Setelah bermain tarik tambang lumpur, para siswa menuju sungai kecil yang khusus dibuat untuk membilas pakaian yang kotor terkena lumpur. Instruktur memang belum memperbolehkan mereka mandi dan berganti pakaian bersih, karena masih ada beberapa permainan lagi yang harus diikuti. Permainan menantang yang ditunggu-tunggu para siswa.


permainan tarik tambang lumpur di acara perpisahan sekolah

Permainan flying fox dan rafting donat selalu menjadi favorit di Citra Alam Riverside. Dalam permainan tersebut, para peserta diuji keberaniannya. Tentu saja dengan standar keamanan yang menjamin keselamatan dan kenyamanan anak-anak.

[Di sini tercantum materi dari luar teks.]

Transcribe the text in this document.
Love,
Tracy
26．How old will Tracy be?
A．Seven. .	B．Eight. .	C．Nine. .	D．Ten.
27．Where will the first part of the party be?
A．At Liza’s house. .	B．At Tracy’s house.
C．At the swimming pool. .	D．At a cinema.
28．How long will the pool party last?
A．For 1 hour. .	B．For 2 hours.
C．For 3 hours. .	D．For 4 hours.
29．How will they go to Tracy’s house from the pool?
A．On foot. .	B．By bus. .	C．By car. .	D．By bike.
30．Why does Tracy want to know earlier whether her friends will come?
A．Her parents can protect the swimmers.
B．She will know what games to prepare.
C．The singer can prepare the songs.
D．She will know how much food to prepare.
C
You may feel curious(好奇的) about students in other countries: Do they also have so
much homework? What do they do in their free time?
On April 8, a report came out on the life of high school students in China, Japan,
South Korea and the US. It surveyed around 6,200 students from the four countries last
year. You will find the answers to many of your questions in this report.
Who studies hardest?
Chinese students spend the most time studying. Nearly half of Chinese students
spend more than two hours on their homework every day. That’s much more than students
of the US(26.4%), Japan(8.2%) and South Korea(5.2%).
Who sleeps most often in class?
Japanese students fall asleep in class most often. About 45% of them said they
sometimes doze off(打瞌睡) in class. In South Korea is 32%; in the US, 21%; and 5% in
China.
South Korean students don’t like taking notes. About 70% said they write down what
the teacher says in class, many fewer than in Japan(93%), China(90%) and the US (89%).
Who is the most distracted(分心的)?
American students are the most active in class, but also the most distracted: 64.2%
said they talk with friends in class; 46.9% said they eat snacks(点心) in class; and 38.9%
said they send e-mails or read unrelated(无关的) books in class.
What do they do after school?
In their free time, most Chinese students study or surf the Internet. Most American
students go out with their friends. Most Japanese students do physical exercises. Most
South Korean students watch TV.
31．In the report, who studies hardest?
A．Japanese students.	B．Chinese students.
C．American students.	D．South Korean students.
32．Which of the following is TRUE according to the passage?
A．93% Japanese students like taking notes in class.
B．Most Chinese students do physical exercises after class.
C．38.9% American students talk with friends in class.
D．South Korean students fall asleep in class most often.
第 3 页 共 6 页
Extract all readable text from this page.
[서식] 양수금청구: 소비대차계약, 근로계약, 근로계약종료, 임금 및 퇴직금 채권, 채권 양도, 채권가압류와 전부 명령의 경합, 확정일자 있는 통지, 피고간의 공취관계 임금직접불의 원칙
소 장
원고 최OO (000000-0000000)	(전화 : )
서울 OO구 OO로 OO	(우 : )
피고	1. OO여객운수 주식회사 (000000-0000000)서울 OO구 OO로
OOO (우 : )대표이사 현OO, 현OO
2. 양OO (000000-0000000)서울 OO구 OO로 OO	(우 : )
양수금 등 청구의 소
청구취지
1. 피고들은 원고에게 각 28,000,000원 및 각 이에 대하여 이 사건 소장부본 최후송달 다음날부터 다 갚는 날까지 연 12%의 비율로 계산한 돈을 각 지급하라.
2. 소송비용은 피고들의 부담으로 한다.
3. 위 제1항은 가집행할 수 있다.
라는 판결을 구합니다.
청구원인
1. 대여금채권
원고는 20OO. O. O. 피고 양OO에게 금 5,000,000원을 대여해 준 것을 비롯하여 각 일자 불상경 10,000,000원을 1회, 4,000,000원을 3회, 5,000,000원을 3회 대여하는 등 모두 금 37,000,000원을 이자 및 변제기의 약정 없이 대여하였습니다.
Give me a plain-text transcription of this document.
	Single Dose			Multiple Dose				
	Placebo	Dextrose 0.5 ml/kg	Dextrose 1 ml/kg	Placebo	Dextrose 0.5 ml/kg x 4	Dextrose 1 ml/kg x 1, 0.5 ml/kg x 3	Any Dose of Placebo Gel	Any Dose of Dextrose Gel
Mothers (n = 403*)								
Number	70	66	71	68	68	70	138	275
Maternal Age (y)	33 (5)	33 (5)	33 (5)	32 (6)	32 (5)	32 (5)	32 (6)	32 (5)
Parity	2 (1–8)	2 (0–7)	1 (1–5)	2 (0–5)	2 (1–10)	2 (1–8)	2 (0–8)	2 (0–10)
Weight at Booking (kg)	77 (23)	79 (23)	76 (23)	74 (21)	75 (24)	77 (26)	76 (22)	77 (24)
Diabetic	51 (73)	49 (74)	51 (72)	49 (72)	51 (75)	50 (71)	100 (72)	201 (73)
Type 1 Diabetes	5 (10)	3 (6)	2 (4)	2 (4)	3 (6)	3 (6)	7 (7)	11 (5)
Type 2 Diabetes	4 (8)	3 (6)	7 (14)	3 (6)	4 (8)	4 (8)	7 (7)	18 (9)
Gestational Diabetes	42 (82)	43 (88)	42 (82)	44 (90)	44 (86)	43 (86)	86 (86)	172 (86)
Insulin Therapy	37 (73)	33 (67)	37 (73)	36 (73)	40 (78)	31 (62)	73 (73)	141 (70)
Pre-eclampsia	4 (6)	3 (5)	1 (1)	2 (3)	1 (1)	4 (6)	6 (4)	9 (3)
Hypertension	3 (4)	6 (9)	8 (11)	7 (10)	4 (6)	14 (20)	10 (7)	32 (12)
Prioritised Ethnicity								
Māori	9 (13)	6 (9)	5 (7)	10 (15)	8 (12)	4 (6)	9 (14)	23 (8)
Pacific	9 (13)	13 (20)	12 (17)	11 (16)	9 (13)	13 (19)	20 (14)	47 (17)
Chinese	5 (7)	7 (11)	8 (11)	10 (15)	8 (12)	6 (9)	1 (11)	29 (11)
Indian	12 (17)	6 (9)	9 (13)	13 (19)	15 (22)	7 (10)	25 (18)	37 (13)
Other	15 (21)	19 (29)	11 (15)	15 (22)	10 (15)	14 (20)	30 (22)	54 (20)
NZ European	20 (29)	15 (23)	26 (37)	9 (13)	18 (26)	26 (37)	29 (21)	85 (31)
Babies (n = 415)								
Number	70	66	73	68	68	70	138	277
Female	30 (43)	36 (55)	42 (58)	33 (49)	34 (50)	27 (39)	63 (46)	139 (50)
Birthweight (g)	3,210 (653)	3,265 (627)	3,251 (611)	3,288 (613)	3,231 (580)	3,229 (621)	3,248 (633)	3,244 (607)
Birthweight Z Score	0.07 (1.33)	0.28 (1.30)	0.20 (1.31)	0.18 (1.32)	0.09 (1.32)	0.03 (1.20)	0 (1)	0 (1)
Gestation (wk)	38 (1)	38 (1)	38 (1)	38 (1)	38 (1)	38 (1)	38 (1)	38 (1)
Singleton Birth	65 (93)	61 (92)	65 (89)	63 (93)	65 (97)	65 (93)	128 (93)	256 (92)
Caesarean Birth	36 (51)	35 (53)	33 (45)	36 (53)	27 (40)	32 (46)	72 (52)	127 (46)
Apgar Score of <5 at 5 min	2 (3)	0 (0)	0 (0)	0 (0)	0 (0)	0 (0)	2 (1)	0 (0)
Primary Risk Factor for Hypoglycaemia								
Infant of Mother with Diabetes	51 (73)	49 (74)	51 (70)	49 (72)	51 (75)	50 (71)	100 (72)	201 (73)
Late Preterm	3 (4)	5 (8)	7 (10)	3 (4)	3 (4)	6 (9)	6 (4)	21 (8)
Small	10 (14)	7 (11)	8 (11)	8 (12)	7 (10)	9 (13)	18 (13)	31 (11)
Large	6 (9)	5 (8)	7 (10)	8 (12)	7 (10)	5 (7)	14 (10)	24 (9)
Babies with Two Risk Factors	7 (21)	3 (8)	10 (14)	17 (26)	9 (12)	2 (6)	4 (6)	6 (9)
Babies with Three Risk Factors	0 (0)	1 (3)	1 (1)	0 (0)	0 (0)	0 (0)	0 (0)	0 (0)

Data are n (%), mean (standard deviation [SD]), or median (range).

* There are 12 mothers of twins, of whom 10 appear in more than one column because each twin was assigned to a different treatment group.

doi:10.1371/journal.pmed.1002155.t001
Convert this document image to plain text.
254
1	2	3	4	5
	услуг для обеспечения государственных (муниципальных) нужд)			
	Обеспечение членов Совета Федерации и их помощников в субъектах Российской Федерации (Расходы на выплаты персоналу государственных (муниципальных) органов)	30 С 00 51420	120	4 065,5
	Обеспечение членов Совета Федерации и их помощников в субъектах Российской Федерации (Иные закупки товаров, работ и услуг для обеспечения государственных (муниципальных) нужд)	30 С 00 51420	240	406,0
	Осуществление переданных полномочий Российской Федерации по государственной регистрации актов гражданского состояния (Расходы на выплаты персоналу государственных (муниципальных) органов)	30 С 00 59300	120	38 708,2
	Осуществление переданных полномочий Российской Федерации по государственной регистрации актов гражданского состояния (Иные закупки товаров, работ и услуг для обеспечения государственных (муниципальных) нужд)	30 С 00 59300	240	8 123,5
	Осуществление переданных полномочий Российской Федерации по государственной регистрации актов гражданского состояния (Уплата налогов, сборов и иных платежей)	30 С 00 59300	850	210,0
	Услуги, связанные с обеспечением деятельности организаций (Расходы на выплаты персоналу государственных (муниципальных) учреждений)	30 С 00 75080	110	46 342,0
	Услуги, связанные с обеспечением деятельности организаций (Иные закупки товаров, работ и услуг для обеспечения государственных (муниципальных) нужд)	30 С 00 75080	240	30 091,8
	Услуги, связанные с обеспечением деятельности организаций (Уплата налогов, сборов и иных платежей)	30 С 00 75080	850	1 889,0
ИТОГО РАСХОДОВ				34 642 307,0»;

Permainan pertama adalah rafting donat. Para siswa berbaris sesuai kelompok masing-masing untuk mendengarkan pengarahan para instruktur berkaitan dengan keselamatan, serta penggunaan alat saat permainan berlangsung.

Alat yang digunakan dalam rafting donat di Citra Alam adalah sebuah ban berukuran besar yang memuat 1 peserta. Secara bergiliran, peserta yang sudah memakai perlengkapan keamanan duduk diatas ban tersebut. Sambil berpegangan pada tali yang telah tersedia, mereka melintasi sungai dengan jarak sekitar 200 meter.

Di sejumlah titik lintasan, terdapat kru Citra Alam yang siap menjaga keamanan dan keselamatan peserta. Butuh waktu cukup lama untuk menunggu giliran, karena dalam 1 kali lintasan, hanya 4 peserta yang turun ke sungai. Ditambah harus menunggu para kru membawa kembali ban dan alat perlengkapannya, dari tempat berakhirnya lintasan ke  tempat perlintasan dimulai.